The Devil’s Nightmare
Christmas Play
Thu, Dec 9 and Fri, Dec 10
Teatro Ángela Peralta
Tickets at the box office
30 pesos

December has arrived and it will be full of pastorelas (Christmas plays); one of them is La Pesadilla del Diablo, which will be presented by members of the Folkloric and Representative Ballet of San Miguel and other special guests. Teacher Gloria Navarrete will direct the farce written by the late María Luisa Moreno.

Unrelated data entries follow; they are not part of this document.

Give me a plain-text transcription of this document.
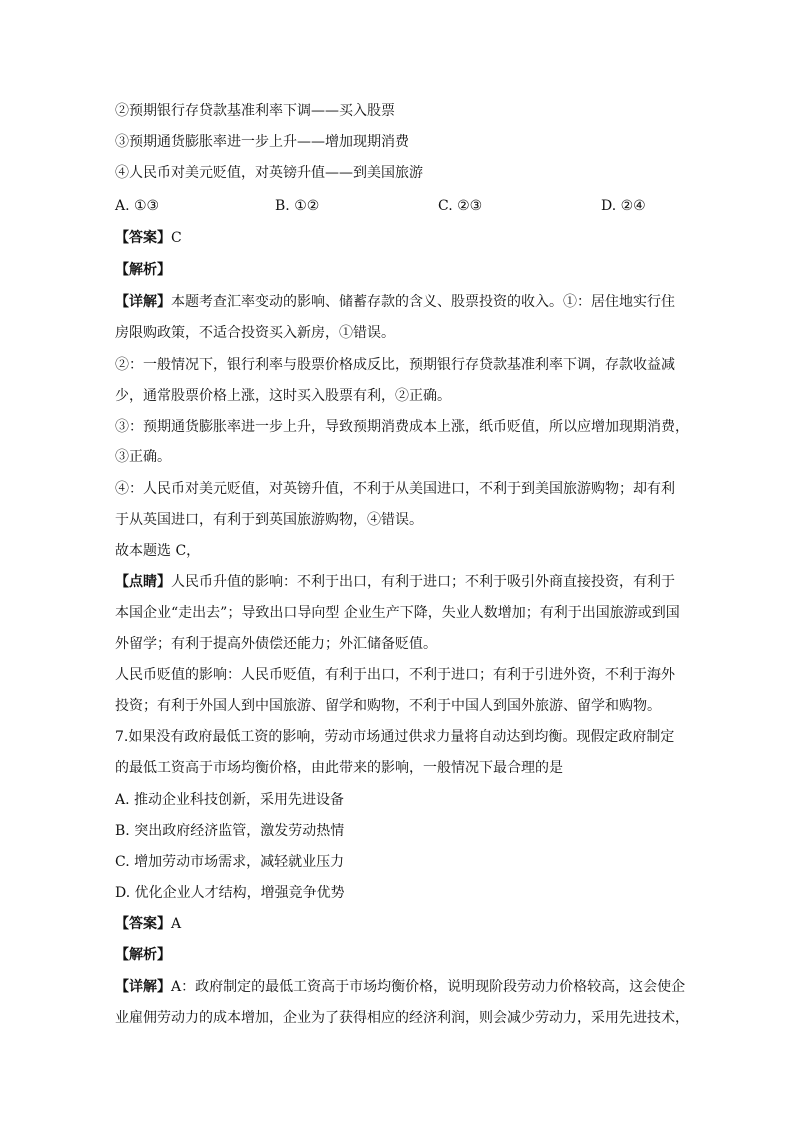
②预期银行存贷款基准利率下调——买入股票
③预期通货膨胀率进一步上升——增加现期消费
④人民币对美元贬值，对英镑升值——到美国旅游
A. ①③	B. ①②	C. ②③	D. ②④
【答案】C
【解析】
【详解】本题考查汇率变动的影响、储蓄存款的含义、股票投资的收入。①：居住地实行住
房限购政策，不适合投资买入新房，①错误。
②：一般情况下，银行利率与股票价格成反比，预期银行存贷款基准利率下调，存款收益减
少，通常股票价格上涨，这时买入股票有利，②正确。
③：预期通货膨胀率进一步上升，导致预期消费成本上涨，纸币贬值，所以应增加现期消费，
③正确。
④：人民币对美元贬值，对英镑升值，不利于从美国进口，不利于到美国旅游购物；却有利
于从英国进口，有利于到英国旅游购物，④错误。
故本题选 C，
【点睛】人民币升值的影响：不利于出口，有利于进口；不利于吸引外商直接投资，有利于
本国企业“走出去”；导致出口导向型 企业生产下降，失业人数增加；有利于出国旅游或到国
外留学；有利于提高外债偿还能力；外汇储备贬值。
人民币贬值的影响：人民币贬值，有利于出口，不利于进口；有利于引进外资，不利于海外
投资；有利于外国人到中国旅游、留学和购物，不利于中国人到国外旅游、留学和购物。
7.如果没有政府最低工资的影响，劳动市场通过供求力量将自动达到均衡。现假定政府制定
的最低工资高于市场均衡价格，由此带来的影响，一般情况下最合理的是
A. 推动企业科技创新，采用先进设备
B. 突出政府经济监管，激发劳动热情
C. 增加劳动市场需求，减轻就业压力
D. 优化企业人才结构，增强竞争优势
【答案】A
【解析】
【详解】A：政府制定的最低工资高于市场均衡价格，说明现阶段劳动力价格较高，这会使企
业雇佣劳动力的成本增加，企业为了获得相应的经济利润，则会减少劳动力，采用先进技术，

In this pastorela, the devil wants to stop, at all costs, the shepherds’ arrival to the manger where baby Jesus was born. In this attempt, Lucifer will have to face not just an old lady on her way to Bethlehem but also his own internal and external demons in order to accomplish his plan. What Lucifer does not know is that St. Michael the Archangel is always ready for the battle in order to protect the savior.

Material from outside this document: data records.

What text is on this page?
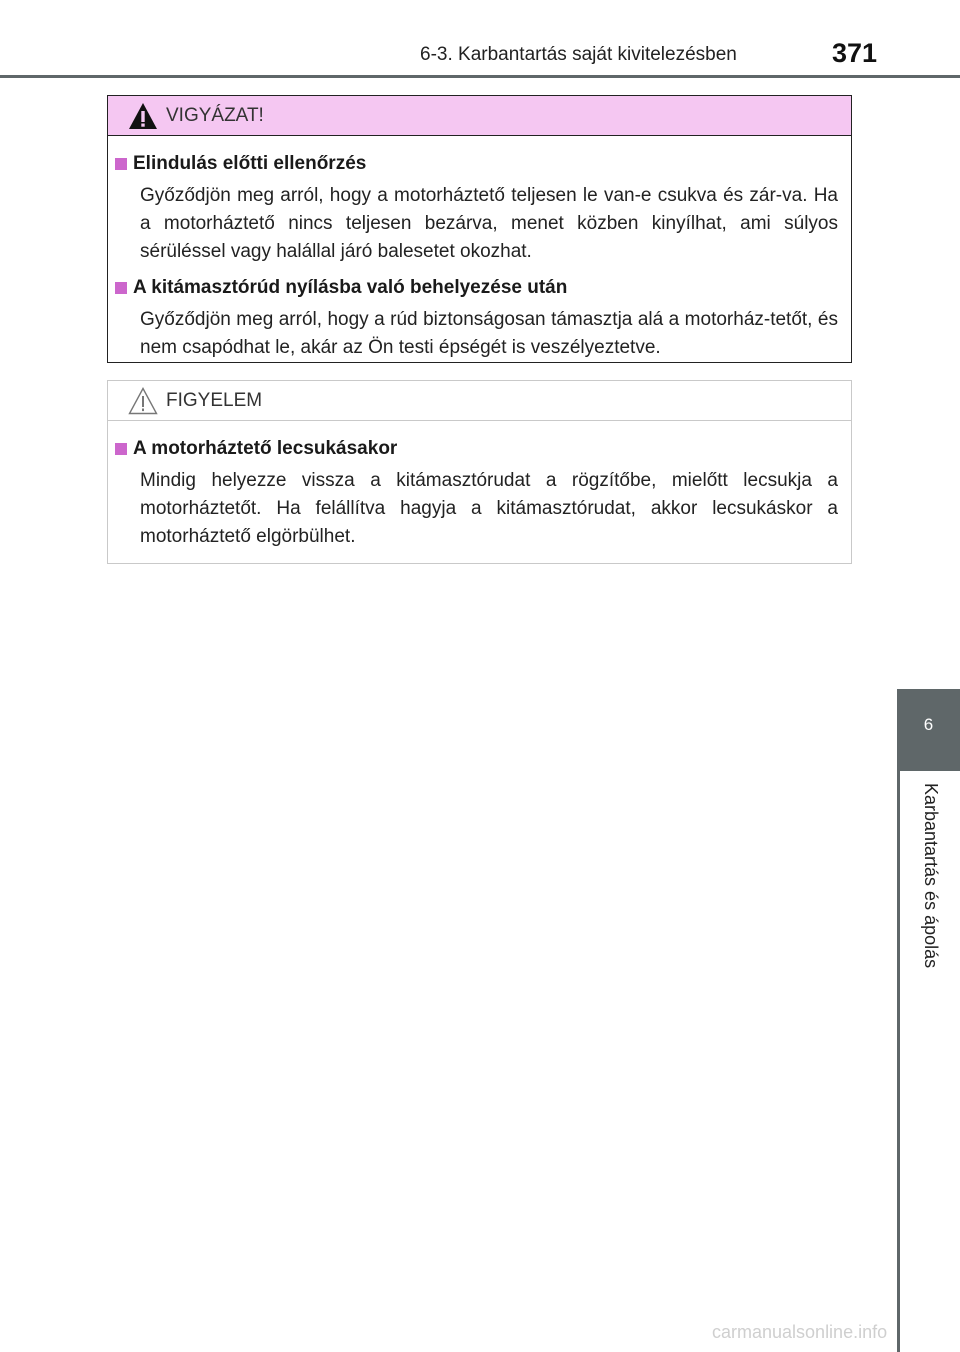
6-3. Karbantartás saját kivitelezésben	371
VIGYÁZAT!
Elindulás előtti ellenőrzés
Győződjön meg arról, hogy a motorháztető teljesen le van-e csukva és zár-va. Ha a motorháztető nincs teljesen bezárva, menet közben kinyílhat, ami súlyos sérüléssel vagy halállal járó balesetet okozhat.
A kitámasztórúd nyílásba való behelyezése után
Győződjön meg arról, hogy a rúd biztonságosan támasztja alá a motorház-tetőt, és nem csapódhat le, akár az Ön testi épségét is veszélyeztetve.
FIGYELEM
A motorháztető lecsukásakor
Mindig helyezze vissza a kitámasztórudat a rögzítőbe, mielőtt lecsukja a motorháztetőt. Ha felállítva hagyja a kitámasztórudat, akkor lecsukáskor a motorháztető elgörbülhet.
6
Karbantartás és ápolás
carmanualsonline.info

According to Navarrete, this is a different play (Jalisco style) because it includes music and dance after every act. The play will feature the Rondalla from Casa de la Cultura and Chilo singing Christmas carols, and Danza Viral will perform modern dances with the demons, among other surprises. The revenue will go to benefit the Association of Traditions and Culture.

Origin of the pastorelas

In Mexico the plays date from 1530, when the first bishop of New Spain, Juan de Zumárraga, issued an order to continue with the farces of the Nativity. Those plays helped also as an instrument for instilling the Catholic religion among the natives. Since then most of the plays written are very local, and evil is represented as a bad politician (but that depends on the writer). The plays always have the same structure: the angel announces to the shepherd that baby Jesus was born, and when they are on their way to adore him, Luzbel (Lucifer) appears and tries to change their mind. Evil is always defeated by St. Michael the Archangel.

At the end of the play, baby Jesus is lulled and Christmas carols are sung again. Aguinaldos (bags with candies) are handed over to the attendees, as will happen at this play.